Duas horas de uma intensidade que toca directamente a medula, impulsionando os corpos para uma dança constante e empoderadora, que até nos temas mais calmos, como «Roy» ou «Grace», se sentiu. Foi assim o concerto dos britânicos Idles, no dia que fez de 2024 ano bissexto, perante uma esgotada Super Bock Arena – Pavilhão Rosa Mota (ou, simplesmente, Palácio de Cristal), no Porto.
A cidade Invicta foi palco do arranque da digressão «Love is the fing», que vai levar os Idles Europa fora, com o «Tangk», o álbum editado a 16 de Fevereiro, na bagagem.
E se, de facto, «Tangk» foi o mote para o concerto em nome próprio do quinteto de Bristol no Palácio de Cristal, do restante repertório ouviu-se um pouco de tudo, em duas horas de pura adrenalina e sã loucura, com a catarse a acontecer na plateia, mas também no palco.

“Esta casa [concerto] foram vocês que construíram”, disse, a certa altura, Joe Talbot, dirigindo-se à plateia, que, mais tarde, apelidaria de “perfeita”. O vocalista aproveitou ainda para apelar, por diversas vezes, à “libertação da Palestina”, tendo mesmo feito uma ligeira alteração à letra de «Danny Nedelko», em mais um apelo em prol do povo palestiniano.
O arranque das duas horas de pura libertação deu-se ao som de «Idea 01», tema que também abre o novo álbum, uma espécie de fade in para o que se seguiria.
E o que se seguiu foi a primeira sucessão de rebuliços, que tiveram como banda sonora «Colossus», «Gift horse», «Mr. Motivator» e «Mother», abrandando um pouco em «Pop Pop Pop», para toda a gente normalizar o fôlego. É que, logo de seguida, nova chamada para o mosh ao som de «I’m scum», que aconteceria igualmente com «1049 Gotho» e «The wheel».
A esta altura já Joe Talbot tinha dividido a plateia em duas partes, desafiando o público a chocar de frente, já o guitarrista Lee Kiernan tinha feito crowdsurf e já muitos demónios tinham sido exorcizados por toda aquela massa humana que enchia a Super Bock Arena.

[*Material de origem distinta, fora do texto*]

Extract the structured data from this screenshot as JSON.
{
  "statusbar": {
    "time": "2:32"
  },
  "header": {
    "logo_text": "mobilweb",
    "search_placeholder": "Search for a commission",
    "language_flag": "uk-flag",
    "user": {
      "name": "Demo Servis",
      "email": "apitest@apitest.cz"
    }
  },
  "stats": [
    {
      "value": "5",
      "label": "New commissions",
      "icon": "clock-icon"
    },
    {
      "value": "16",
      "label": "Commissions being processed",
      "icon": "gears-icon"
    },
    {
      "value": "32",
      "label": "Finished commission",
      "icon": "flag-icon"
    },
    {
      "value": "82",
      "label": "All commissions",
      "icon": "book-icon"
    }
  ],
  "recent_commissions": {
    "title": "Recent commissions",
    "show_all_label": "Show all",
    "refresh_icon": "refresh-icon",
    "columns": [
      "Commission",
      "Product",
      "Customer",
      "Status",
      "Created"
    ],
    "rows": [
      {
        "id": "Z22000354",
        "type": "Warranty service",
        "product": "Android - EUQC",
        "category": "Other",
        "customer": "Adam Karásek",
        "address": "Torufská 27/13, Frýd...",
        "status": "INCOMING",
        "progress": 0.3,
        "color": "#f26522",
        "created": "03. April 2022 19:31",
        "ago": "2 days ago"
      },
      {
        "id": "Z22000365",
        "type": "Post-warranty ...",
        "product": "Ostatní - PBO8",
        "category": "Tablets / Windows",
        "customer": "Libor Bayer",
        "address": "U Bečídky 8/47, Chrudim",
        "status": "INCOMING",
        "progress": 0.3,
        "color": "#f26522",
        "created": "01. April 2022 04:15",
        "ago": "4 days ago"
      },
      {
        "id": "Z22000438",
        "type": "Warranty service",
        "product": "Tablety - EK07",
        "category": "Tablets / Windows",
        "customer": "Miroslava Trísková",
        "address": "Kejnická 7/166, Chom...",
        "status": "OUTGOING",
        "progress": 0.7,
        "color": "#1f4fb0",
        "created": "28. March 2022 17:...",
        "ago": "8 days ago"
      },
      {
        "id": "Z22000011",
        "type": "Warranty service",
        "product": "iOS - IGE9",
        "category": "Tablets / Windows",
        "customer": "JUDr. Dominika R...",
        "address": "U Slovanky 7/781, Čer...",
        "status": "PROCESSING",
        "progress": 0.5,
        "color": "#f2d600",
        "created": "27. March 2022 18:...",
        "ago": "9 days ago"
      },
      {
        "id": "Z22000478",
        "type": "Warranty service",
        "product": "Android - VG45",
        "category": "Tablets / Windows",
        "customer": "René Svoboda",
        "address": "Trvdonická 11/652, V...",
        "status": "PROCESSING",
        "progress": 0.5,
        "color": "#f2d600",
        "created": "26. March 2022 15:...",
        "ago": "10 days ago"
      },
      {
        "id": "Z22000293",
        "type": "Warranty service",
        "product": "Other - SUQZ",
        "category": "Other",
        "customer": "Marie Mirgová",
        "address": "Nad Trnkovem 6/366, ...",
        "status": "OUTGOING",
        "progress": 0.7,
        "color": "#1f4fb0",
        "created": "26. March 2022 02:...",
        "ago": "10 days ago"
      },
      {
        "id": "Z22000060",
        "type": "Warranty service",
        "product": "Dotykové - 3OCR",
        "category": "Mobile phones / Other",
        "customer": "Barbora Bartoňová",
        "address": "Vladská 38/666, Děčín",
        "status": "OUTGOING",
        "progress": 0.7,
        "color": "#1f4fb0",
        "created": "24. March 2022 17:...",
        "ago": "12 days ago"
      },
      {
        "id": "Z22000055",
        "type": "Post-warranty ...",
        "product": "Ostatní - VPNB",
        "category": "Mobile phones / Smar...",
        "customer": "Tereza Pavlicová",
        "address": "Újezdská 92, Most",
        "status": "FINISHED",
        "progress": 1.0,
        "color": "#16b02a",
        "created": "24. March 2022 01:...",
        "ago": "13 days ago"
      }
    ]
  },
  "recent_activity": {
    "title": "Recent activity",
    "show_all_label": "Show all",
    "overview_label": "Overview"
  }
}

Enquanto Joe Talbot, carregadinho de bicho-carpinteiro e propenso à pose, exortava e desafiava o público, a esquizofrenia das guitarras de Mark Bowen e Lee Kiernan ensandecia os corpos que se agitavam incessantemente e libertava os espíritos que dançavam ao ritmo alucinante e quase animalesco imposto por Jon Beavis na bateria, sempre bem assessorado pelo marcante baixo de Adam Devonshire.
A mole que lotou o Palácio de Cristal era formada por gente de diversas gerações, sendo que os mais novos, também mais enérgicos, se mostravam muito agitados no mosh e no crowdsurfing. Era bem visível pela agitação, entusiasmo e sorrisos largos na plateia a satisfação do público, mas a que se sentia do palco era quase palpável. Aliás, Joe Talbot fez questão de, por diversas vezes, bradar bem alto a “gratidão” pelo que o público lhes proporciona.
«Divide and Conquer», «Meds», «Televison», «Hall & Oates», «Crawl!», o relampejante «Wizz» ou «Never fight a man with a perm» criaram diferentes atmosferas dentro do ambiente electrizante que se sentia na sala, mas sempre sem cedências. A urgência da música assim o impunha!

«Dancer», o último tema de «Tangk» tocado na noite de quinta-feira, deu o mote para o final apoteótico que todos desejavam. E para fechar, ainda antes de soltar «Rottweiler», o quinteto levou a plateia ao rubro com o sempre estimulante energizante «Danny Nedelko», que como sempre teve Mark Bowen a praticar crowdsurf.
Duas horas que foram uma espécie de chapada libertadora e feita amor, que toca e estremece o coração, e que tem tudo para se repetir, em Agosto, no idílico cenário do Festival de Paredes de Coura. Afinal, “No god, no king/I said, love is the thing” (in «Grace»).
A primeira parte da noite esteve a cargo dos também ingleses Ditz, que souberam aquecer as hostes, mostrando, tal como fizeram no final do ano passado no Hard Club, muita garra e energia.